L’implantation d’une université sur un territoire est le signe de son dynamisme. En choisissant Saint-Ouen pour installer sa Faculté de Santé, Université de Paris entend participer au développement social et économique de la ville et du territoire de Plaine Commune.
L’enseignement supérieur, ou tout du moins l’université, n’est pas le premier choix pour les lycéens et lycéennes du territoire. Pour exemple, cette année, sur environ 25 000 étudiants inscrits à l’université Sorbonne Paris Nord, 16% étaient résidents de Plaine Commune et moins d’1% (0,89%) habitait Saint-Ouen.

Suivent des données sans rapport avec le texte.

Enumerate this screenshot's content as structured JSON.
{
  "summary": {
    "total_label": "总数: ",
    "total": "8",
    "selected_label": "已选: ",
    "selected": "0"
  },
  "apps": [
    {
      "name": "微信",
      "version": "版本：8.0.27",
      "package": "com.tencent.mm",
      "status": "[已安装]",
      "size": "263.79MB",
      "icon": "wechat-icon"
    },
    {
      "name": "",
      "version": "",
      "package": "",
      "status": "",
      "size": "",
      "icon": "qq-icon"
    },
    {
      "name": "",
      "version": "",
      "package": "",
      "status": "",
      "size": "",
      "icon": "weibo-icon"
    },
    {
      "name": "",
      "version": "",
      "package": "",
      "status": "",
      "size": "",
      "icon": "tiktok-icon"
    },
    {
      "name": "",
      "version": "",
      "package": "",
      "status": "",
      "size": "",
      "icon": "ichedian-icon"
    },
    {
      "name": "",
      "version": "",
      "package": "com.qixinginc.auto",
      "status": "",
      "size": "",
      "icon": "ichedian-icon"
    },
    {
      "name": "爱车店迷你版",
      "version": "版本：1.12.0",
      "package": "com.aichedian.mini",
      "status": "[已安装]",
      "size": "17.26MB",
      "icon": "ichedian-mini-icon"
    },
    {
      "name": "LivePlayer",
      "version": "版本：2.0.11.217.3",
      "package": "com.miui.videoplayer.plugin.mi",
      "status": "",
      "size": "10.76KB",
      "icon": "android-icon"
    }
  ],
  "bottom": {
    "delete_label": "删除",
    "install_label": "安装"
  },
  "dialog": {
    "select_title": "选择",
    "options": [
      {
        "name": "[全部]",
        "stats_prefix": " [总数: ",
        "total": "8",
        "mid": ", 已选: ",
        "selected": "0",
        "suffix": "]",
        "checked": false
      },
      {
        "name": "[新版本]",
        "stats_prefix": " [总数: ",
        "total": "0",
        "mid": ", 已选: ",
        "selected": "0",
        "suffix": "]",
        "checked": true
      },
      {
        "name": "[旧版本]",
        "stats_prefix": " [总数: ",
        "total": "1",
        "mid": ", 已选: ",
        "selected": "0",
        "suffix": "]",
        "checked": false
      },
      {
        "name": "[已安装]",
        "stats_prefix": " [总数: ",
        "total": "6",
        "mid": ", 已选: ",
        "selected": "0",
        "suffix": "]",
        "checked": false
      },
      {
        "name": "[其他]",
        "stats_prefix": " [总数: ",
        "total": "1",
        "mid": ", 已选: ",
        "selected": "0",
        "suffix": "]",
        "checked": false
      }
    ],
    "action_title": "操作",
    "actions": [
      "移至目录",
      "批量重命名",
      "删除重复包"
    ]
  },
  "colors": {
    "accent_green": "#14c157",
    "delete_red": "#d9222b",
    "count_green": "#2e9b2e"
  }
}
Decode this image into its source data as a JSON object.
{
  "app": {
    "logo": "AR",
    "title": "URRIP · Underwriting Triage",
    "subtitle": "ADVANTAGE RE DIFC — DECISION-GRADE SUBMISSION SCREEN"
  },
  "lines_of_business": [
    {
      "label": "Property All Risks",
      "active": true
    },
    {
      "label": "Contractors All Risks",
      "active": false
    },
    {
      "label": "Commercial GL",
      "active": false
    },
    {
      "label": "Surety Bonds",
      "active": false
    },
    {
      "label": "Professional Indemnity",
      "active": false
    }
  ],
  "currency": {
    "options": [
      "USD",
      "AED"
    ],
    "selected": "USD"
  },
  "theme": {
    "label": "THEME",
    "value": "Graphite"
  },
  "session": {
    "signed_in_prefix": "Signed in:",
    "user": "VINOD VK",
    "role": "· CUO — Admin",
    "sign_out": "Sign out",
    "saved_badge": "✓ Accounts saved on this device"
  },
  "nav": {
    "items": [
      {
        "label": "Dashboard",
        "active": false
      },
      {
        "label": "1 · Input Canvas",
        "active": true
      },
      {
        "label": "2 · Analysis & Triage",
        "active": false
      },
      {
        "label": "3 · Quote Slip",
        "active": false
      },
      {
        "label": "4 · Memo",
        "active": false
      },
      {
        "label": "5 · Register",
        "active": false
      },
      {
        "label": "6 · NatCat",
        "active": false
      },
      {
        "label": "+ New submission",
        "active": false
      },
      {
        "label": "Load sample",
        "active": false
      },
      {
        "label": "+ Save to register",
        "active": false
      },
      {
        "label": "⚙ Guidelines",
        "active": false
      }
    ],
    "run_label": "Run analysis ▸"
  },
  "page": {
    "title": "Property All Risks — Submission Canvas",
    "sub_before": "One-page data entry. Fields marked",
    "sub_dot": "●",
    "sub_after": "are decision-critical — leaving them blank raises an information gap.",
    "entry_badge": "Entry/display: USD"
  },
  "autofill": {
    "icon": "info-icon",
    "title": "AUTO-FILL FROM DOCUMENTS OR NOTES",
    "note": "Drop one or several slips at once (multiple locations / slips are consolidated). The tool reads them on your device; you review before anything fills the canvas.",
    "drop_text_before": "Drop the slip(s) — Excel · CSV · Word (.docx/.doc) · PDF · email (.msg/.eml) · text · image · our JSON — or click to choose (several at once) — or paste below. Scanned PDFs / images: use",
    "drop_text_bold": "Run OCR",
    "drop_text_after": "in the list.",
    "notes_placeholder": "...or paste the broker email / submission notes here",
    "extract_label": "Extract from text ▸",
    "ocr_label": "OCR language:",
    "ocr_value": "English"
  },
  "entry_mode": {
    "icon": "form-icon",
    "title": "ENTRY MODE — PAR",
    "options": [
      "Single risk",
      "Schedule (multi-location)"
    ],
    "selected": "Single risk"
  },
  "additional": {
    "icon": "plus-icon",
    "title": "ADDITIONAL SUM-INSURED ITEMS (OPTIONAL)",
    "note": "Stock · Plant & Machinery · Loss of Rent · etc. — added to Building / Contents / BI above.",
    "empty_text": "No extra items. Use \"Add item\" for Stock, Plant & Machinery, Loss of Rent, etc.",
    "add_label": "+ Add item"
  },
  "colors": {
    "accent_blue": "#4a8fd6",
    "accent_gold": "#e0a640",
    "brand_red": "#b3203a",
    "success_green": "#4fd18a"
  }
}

Les chiffres sont sensiblement les mêmes lorsque l’on interroge l’université Paris 8. Avec l’arrivée d’Université de Paris à proximité, l’offre de formation supérieure se consolide en complémentarité de ces deux établissements et du campus Condorcet. Cette plus grande visibilité de l’université, à deux pas de chez soi, rend les choses plus concrètes pour les lycéens – plus accessibles. D’autant qu’au-delà des seules études de santé, médecine, odontologie, soins infirmiers, d’autres filières seront délocalisées comme les métiers de l’ingénierie médicale ou de la santé connectée.
Le développement d’un pôle universitaire en santé participe, à moyen et long terme, à l’augmentation de l’offre et à l’amélioration de l’accès aux soins. Les étudiants et étudiantes des filières santé ont tendance à exercer sur le même territoire que celui où ils ont été formés. De la même façon, durant leur cursus, ils s’investissent au plus proche de leur lieu d’études, dans le cadre de leurs stages professionnels ou bien dans le développement de projets associatifs. Les projections réalisées montrent une réduction de moitié de l’écart entre le ratio francilien médecin/habitant et la situation sur le territoire sur la base de l’installation de 12 médecins généralistes et 40 spécialistes pendant 20 ans.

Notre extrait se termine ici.